Knowing what frameworks are used is helps in knowing what components we are likely to come across when we traverse the repo.

Ingesting what we know into a Knowledge Graph - Neo4j

A repository knowledge graph is built incrementally.

We don’t wait until everything is extracted. We start with what we know.

As metadata is collected, it is ingested into the graph. This allows us to immediately test whether the schema is useful.

Can it answer the questions we care about? Does it reveal structure? Does it expose relationships?

If not, the schema evolves.

The graph is both the model and the feedback loop.

The CLI tool command:

kgtools repo <repo> file_types

outputs the repo_files.csv.

The exact howto for ingesting this file depends on the type of your Neo4j instance.

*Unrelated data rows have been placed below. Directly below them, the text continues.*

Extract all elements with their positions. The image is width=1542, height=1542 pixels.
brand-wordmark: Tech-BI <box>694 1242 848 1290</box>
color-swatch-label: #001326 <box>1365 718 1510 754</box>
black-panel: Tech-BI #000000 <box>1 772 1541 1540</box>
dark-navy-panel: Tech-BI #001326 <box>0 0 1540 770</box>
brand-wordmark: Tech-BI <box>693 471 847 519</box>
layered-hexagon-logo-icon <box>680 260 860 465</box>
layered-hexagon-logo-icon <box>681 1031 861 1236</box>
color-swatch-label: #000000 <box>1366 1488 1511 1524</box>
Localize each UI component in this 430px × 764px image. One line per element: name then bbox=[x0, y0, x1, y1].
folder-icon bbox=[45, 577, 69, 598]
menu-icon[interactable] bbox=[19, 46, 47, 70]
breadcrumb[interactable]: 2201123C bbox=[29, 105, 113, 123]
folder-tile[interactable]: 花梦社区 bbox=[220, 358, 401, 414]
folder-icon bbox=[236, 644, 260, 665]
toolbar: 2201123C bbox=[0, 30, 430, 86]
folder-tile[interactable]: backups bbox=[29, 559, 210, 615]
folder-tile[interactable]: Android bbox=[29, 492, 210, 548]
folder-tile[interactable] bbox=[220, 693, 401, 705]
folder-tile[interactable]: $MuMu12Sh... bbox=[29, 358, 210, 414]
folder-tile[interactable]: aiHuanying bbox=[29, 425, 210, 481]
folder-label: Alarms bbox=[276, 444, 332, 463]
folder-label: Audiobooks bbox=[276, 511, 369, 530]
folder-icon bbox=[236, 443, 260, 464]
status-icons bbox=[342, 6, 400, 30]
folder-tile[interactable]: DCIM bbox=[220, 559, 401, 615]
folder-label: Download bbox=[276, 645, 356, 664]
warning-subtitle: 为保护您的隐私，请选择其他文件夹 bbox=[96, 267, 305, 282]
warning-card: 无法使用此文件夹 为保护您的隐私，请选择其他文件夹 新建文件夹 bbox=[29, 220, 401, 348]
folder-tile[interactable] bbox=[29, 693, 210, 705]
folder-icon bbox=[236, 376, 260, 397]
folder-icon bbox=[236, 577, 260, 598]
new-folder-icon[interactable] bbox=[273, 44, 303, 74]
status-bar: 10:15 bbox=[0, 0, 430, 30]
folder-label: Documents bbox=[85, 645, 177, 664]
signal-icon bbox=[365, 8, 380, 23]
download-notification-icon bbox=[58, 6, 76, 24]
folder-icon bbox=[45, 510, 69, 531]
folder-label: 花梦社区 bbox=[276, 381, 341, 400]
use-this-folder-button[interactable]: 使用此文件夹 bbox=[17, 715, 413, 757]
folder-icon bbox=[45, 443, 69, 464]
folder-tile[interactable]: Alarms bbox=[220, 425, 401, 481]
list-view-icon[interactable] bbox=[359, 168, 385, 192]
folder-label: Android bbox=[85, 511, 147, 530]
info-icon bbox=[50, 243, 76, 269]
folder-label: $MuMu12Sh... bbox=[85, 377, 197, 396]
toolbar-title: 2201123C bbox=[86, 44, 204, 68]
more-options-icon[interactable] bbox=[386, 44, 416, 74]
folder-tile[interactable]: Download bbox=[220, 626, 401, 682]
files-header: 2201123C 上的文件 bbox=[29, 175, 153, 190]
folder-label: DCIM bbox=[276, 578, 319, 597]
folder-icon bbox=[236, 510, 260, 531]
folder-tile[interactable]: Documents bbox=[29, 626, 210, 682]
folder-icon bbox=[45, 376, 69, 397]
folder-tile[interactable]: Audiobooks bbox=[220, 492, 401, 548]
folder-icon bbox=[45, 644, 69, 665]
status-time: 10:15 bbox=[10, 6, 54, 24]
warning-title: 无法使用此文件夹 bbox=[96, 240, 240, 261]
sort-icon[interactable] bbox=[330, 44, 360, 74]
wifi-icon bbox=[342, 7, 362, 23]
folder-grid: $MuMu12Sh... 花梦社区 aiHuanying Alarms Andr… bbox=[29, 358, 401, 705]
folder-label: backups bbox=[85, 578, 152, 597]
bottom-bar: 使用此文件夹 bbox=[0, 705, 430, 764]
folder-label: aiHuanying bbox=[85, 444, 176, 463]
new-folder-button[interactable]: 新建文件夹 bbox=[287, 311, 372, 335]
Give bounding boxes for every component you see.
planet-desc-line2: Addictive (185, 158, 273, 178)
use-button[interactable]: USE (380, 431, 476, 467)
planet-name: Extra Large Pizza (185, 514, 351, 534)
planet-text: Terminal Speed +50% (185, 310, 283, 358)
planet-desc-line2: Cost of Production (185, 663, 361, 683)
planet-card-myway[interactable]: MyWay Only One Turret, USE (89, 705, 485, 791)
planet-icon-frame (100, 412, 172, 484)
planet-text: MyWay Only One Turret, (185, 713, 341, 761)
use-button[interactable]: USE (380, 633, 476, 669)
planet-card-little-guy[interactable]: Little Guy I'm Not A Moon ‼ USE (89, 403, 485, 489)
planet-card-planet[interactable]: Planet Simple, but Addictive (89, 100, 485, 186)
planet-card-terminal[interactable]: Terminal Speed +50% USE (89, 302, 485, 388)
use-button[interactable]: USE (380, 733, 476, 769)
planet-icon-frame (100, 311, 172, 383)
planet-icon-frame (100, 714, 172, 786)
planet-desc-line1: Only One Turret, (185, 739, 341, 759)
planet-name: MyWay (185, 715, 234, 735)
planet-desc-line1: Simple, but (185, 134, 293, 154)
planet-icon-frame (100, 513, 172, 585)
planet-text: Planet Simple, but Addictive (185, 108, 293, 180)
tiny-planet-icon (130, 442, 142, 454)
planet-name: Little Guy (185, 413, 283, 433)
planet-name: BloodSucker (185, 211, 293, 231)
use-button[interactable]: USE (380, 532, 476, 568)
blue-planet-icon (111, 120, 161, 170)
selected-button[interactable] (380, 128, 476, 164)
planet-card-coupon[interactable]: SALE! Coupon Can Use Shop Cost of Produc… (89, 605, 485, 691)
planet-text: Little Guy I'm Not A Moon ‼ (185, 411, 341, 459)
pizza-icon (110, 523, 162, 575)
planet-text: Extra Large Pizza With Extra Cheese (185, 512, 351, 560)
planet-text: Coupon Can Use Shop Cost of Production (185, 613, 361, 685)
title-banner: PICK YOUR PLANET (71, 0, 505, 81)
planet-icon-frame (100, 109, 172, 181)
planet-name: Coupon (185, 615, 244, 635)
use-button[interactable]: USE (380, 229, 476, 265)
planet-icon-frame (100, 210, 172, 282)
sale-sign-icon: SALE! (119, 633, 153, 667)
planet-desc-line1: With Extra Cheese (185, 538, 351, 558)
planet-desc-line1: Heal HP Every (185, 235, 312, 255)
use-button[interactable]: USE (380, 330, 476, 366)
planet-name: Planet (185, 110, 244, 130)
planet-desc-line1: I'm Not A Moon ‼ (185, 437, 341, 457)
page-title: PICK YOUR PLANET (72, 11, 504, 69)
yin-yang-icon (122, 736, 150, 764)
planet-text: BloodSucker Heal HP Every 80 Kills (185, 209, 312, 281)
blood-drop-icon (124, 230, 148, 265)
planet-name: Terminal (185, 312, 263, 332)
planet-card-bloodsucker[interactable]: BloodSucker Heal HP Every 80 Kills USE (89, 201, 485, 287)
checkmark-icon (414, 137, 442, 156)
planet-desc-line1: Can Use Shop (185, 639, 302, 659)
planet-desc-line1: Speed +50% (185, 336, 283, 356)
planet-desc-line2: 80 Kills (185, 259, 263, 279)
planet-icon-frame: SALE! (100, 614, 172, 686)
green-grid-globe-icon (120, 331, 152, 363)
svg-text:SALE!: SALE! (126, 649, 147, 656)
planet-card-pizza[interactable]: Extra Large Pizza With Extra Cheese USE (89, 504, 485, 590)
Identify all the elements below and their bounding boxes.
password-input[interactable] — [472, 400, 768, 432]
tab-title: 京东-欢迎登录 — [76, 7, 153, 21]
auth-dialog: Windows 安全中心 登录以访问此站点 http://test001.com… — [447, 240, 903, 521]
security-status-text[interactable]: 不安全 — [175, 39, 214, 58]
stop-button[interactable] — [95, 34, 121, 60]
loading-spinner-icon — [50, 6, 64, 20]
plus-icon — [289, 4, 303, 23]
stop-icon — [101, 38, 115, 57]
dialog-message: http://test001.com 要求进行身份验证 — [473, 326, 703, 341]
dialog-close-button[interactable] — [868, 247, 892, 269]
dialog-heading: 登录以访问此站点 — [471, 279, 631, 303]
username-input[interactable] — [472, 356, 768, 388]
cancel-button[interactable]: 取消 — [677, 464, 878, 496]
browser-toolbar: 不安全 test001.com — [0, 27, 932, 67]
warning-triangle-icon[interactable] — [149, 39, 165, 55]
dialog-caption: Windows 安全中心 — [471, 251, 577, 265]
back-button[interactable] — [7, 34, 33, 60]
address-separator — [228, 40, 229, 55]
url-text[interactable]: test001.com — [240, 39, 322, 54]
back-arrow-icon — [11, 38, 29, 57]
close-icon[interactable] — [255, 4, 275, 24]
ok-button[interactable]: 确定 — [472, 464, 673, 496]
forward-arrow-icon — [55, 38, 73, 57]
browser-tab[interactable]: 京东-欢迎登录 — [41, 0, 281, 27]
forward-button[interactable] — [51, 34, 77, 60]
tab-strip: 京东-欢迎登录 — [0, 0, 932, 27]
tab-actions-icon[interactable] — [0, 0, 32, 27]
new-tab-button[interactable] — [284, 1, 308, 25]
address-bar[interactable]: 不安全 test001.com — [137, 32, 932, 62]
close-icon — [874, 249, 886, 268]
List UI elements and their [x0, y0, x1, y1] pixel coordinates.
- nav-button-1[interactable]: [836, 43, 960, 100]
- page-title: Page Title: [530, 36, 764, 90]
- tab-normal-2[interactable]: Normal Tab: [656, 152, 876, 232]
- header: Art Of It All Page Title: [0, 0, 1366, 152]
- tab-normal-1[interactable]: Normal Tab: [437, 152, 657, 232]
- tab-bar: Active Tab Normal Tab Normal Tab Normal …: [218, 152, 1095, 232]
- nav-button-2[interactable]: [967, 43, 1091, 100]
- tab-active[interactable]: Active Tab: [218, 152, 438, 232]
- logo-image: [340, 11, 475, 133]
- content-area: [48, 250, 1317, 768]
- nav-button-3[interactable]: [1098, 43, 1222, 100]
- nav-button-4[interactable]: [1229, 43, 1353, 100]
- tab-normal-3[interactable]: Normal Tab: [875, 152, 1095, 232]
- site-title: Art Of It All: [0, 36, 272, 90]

This step turns raw metadata into something navigable.

A flat file becomes a graph.

A graph becomes structure.

And structure is what allows us to move from exploration to understanding. For example, a schema like the following:

 flowchart TD   
    A((Directory))
    B((FileName))
    C((FileType))

    A-->|CONTAINS|B
    B-->|IS_TYPE_OF|C

lets us answer the following question:

"What files are co-located in the same folder? Tightly coupled files indicate a particular design philosopy"

We explore software patter recognition in subsequent posts.

Next: AST Traversal

Metadata tells us:

Where the logic probably lives.

The Abstract Syntax Tree tells us:

What the logic actually does.

In the next post, I’ll show how to:

Parse likely application files
Extract functions, imports, and call relationships
Convert that into graph-ready data
Prepare it for ingestion into Neo4j

That’s where structural intelligence really begins.

Closing Thought

When facing an unfamiliar codebase:

Don’t start by reading files.

Start by extracting structure.

Structure becomes a graph.

The graph becomes navigable intelligence.

And that’s how you turn a black box into something explorable.